In: Economics
In 200 WORDS American Apparel: Drowning in Debt? create a chart. Please type
1Calculate the current ratio, debt ratio, profit margin, and inventory turnover of the company.
2• Explain what each calculated ratio tells you about how well (or poorly) the company is performing.
1. Current Ratio
Current ratio is calculated by dividing company's current assets by current liabilities. This ratio is used by creditors of the company to assess the company's ability to pay-off its current liabilities.

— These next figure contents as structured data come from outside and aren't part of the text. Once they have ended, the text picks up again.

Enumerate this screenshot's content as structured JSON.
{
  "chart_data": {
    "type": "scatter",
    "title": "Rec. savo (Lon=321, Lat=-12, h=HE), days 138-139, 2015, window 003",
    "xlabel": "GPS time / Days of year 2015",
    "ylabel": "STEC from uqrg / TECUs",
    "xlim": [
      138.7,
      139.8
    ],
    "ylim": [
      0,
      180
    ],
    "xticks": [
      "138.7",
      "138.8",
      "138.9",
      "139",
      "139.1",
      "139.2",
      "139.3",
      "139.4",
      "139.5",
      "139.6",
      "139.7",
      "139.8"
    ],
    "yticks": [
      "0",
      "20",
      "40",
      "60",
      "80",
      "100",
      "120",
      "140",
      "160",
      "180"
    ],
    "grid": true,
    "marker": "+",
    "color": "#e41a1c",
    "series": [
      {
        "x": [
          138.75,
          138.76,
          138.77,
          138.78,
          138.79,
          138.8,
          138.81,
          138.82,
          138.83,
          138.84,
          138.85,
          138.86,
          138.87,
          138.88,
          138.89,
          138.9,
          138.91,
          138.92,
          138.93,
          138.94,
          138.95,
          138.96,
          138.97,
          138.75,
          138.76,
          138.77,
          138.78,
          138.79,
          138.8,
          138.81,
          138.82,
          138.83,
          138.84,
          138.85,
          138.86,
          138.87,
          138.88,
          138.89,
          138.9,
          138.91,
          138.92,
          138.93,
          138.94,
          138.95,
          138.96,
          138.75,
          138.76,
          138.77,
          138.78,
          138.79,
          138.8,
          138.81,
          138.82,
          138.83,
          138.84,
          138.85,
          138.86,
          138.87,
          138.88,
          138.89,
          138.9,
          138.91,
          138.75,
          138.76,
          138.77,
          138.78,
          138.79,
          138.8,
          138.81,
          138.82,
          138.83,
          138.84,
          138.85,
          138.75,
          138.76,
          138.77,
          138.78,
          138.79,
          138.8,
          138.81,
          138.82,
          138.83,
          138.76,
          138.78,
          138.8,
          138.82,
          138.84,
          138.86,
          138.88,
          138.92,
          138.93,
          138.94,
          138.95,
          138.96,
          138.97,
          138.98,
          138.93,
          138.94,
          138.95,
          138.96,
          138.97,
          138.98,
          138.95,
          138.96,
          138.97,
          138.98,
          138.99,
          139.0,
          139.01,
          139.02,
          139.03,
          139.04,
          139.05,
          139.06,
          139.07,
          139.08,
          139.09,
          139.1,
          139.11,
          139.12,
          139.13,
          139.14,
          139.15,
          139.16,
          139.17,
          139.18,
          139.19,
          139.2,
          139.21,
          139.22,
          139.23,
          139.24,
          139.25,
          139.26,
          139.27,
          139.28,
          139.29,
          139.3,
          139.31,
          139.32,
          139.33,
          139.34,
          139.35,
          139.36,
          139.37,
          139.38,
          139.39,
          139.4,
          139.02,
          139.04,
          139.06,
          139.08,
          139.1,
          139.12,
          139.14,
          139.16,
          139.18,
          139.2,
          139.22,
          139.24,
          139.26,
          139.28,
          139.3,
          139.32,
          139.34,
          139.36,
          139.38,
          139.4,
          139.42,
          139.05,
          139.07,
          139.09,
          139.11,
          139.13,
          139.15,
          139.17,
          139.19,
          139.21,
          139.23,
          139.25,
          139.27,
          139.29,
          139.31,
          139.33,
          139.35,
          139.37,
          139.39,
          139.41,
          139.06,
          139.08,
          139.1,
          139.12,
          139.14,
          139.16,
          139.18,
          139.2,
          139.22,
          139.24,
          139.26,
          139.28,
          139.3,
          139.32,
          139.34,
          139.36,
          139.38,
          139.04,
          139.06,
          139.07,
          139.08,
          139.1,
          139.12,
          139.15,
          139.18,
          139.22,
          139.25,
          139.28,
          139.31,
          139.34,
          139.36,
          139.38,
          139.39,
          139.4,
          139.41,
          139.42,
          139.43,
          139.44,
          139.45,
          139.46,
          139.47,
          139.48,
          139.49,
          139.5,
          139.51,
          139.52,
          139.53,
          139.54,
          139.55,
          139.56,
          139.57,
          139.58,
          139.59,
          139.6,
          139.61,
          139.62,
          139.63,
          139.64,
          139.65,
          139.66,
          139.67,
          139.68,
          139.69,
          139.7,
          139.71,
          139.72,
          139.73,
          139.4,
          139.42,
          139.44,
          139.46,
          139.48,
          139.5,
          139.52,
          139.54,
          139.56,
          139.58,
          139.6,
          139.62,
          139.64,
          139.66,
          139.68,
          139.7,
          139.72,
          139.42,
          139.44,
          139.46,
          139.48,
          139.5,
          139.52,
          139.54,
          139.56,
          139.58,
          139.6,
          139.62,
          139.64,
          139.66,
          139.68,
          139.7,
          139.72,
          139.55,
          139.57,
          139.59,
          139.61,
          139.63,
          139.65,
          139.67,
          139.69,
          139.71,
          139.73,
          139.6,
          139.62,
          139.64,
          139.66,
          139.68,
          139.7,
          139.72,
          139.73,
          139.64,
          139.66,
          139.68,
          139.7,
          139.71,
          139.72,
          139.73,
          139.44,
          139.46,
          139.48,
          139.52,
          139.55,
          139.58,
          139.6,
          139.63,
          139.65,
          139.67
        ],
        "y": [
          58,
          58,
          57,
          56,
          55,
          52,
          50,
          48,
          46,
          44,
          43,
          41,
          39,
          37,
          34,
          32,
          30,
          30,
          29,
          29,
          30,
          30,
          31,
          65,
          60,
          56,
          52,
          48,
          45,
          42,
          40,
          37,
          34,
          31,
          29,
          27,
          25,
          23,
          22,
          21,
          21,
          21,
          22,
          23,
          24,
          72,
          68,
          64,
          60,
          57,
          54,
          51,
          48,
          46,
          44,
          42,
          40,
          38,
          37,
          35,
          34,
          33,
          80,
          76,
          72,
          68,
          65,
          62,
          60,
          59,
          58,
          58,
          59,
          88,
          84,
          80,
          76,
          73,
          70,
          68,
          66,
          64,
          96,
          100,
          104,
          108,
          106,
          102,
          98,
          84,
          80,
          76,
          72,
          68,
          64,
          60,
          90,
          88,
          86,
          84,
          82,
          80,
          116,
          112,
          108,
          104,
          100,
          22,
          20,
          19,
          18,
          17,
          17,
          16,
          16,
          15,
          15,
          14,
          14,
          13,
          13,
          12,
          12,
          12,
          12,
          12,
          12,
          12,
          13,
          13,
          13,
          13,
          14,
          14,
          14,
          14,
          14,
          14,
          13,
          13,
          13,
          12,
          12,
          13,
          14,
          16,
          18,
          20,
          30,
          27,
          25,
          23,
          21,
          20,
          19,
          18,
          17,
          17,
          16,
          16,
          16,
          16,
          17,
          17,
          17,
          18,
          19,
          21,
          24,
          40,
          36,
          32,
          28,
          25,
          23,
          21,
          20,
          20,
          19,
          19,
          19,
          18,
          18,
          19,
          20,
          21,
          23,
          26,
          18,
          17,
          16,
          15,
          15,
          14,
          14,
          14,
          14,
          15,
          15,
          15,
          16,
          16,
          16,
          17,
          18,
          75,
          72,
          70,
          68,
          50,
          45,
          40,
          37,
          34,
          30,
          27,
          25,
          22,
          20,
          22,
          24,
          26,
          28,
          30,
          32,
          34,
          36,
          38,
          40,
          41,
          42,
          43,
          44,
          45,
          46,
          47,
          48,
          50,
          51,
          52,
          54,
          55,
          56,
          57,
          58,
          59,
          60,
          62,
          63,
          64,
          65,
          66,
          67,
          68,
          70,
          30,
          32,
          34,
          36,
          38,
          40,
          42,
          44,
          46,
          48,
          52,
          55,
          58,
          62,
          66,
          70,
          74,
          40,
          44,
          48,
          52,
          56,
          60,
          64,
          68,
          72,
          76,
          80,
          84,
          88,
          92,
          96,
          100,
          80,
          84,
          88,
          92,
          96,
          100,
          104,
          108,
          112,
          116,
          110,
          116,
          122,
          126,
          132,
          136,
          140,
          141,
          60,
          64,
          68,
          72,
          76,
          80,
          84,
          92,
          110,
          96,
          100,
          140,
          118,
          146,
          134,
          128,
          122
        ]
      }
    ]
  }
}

Higher current ratio reflects higher ability of the company to pay-off its current liabilities and vice-versa.
2. Debt ratio
Debt ratio is calculated by dividing total monthly debts with gross monthly income. Lower debt ratio is considered to be good debt ratio. The reason being lower debt ratio is good ratio is that it reflects less debt in comparison to the income which is a good sign for the company.
3. Profit margin ratio
This ratio shows the amount of company's sales left after all the business expenses are met or paid off. It is calculated by dividing the company's profit by its revenue.
Higher the profit margin ratio reflects high performance of the company and vice-versa.
4. Inventory Turnover ratio
It indicates the number of times a company sells and replaces its stock in a particular period of time. It is calculated by dividing Cost of goods sold by the average inventory for the same period.
Lower inventory turnover ratio reflects good business by the company.